Cartas à directora

O extremista

Olhei para o calendário do tablet e dei conta de que estava a 17 de Abril, começo da Crise Estudantil de 69, em Coimbra.

Não foi, contudo, a imagem desse dia inicial inteiro e limpo, precursor do que inspirou Sofia, que me aflorou à memória. Foram recordações dos dias que se seguiram e da descarada deturpação da realidade assumida com despudor por personagens abjectas que pareciam, mesmo para os mais crentes, incapazes de assumirem um tal extremismo.

Afinal o desprezo pela democracia (ia dizer, o fascismo) é também isso: o uso da comunicação contra os cidadãos, iludindo a verdade, julgando poder impunemente ludibriá-los. Por vezes, a forma é tão primária e caricatural que denuncia uma arrogante miséria de espírito.

Junho de 69. Véspera da greve aos exames. Coimbra em polvorosa. O ministro da Educação, Hermano Saraiva, surge nos ecrãs com olhar ameaçador vomitando fel e mentira. Que Coimbra estava calma mas havia agitadores comunistas a manipular os estudantes. Tudo continuava sob controlo e a ordem ia ser restabelecida.

A resposta do secretário de Estado adjunto da Saúde, Fernando Leal da Costa, à reportagem da TVI que filmou as Urgências com corredores atafulhados de camas e doentes num caos próprio de um ambiente de guerra foi, por isso, um déjà vu. Com frieza (...), declarou que isso era a prova de que tudo estava a funcionar bem, que os doentes estavam bem instalados em camas articuladas, e que quem dizia o contrário eram agitadores comunistas bem conhecidos. Faltou acrescentar que se havia mortos é porque os vermelhos andavam por ali a dar injecções atrás da orelha.

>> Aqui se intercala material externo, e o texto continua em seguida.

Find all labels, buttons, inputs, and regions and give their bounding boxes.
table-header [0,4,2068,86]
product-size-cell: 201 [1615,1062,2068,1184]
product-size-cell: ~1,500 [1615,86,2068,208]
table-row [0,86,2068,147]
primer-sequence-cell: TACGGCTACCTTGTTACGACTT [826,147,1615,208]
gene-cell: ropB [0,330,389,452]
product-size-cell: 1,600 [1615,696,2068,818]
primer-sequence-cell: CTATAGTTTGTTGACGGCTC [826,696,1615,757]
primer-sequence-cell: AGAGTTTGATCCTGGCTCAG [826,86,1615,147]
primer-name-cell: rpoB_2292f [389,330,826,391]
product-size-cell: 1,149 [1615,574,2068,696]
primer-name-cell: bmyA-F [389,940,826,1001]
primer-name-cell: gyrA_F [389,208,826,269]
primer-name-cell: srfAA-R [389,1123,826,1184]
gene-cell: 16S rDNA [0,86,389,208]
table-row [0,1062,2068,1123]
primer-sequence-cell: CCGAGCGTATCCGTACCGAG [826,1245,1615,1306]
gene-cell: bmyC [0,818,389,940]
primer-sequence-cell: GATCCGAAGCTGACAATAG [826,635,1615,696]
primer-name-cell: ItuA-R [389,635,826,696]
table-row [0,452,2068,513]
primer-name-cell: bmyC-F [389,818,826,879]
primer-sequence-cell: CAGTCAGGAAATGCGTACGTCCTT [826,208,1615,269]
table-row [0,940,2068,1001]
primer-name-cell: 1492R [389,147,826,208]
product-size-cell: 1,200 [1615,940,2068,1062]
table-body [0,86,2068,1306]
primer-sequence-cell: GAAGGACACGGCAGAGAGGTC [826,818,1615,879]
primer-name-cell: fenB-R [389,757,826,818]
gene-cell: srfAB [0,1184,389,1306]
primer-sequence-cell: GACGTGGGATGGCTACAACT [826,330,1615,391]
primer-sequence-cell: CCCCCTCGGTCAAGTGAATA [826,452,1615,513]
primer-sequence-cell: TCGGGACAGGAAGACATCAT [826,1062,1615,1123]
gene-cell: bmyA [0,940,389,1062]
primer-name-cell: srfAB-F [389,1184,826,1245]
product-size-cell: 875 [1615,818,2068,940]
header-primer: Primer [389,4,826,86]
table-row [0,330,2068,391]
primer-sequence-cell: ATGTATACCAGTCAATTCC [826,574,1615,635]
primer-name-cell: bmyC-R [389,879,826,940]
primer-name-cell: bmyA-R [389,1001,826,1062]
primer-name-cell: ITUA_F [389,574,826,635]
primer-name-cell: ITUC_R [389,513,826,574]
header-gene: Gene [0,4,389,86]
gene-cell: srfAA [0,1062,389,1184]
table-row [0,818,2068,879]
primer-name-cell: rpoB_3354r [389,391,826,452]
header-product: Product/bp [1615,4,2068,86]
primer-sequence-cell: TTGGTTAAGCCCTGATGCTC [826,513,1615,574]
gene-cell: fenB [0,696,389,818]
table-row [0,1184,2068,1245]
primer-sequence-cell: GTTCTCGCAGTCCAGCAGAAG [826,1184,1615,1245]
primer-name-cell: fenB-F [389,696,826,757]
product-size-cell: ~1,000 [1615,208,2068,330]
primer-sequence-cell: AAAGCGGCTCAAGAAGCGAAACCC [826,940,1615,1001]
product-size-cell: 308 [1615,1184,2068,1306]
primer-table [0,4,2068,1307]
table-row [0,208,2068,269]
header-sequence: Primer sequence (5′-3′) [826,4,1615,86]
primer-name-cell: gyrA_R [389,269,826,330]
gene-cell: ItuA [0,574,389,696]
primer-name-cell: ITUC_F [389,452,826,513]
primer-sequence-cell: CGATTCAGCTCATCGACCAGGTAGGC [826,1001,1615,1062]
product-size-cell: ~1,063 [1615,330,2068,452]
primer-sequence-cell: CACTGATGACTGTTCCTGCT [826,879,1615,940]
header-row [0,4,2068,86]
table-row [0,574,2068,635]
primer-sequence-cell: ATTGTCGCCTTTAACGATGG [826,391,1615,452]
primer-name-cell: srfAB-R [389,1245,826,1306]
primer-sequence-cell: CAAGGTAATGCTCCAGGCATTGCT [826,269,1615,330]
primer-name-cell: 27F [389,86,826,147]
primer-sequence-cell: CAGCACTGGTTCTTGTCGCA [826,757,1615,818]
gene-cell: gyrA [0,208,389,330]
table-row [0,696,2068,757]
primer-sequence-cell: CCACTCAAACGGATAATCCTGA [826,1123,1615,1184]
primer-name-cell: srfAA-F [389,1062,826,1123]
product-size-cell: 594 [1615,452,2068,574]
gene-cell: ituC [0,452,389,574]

Um vómito que confirma os métodos do Governo, bem representado nesta personagem menor, capaz de tudo menos de ser médico ou cidadão.

Jorge Seabra, Coimbra

A cimenteira

O casal Santos festejou as suas bodas de ouro no restaurante O Penhorado (passe a publicidade) junto da família mais chegada, pois trata-se de gente com posses bastante modestas. No fim, o senhor Santos, cidadão cumpridor, lá pediu a factura aproveitando para dar o NIF, na ilusão de lhe vir a sair um automóvel. Pelos vistos, em má hora o fez, pois, passados poucos dias, recebeu uma carta das Finanças e, feliz da vida, chamou a esposa para assistir à sua abertura, pois teve um pressentimento que lhe tinha saído o carro de prenda. Que decepção teve o casal ao ler que se tratava de uma notificação, brindando-o com a missão para que, quando voltasse ao restaurante, teria que executar uma penhora. Acto contínuo, jurou à esposa que, caso festejassem as Bodas de Diamante, se até lá ainda existirem reformas e o restaurante não tiver falido, iriam lá, sim, mas pedir factura, nunca.

Ora este intróito tem a ver com as leis que saem todos os dias feitas por cabeças com massa cinzenta sim, mas sem neurónios. Infelizmente, é ilusão de óptica, pois, apesar de cinzenta, não passa de massa de cimento. No caso em apreço e na opinião de técnicos de contas, para além de ser ilegal tal lei, por quebra de sigilo fiscal, ainda nos obriga a ser cobradores sem remuneração. Com tal lei, o consumidor irá deixar de dar o NIF e até evitará solicitar factura, fomentando desta maneira a fuga ao fisco. Agora me lembro daqueles que, na altura, alertavam para os inconvenientes da identificação fiscal e este caso vem confirmar tal alerta e mostrar que isto será apenas a ponta do icebergue. Ora tudo isto é o resultado das nomeações de boys sem experiência para os gabinetes governamentais daqui resultando que tais leis mais pareçam ter saído pela chaminé de uma cimenteira. Mas nem tudo é negativo, pois, graças à boa manutenção das instalações, estamos livres de um novo surto de Legionella. Ao menos isso.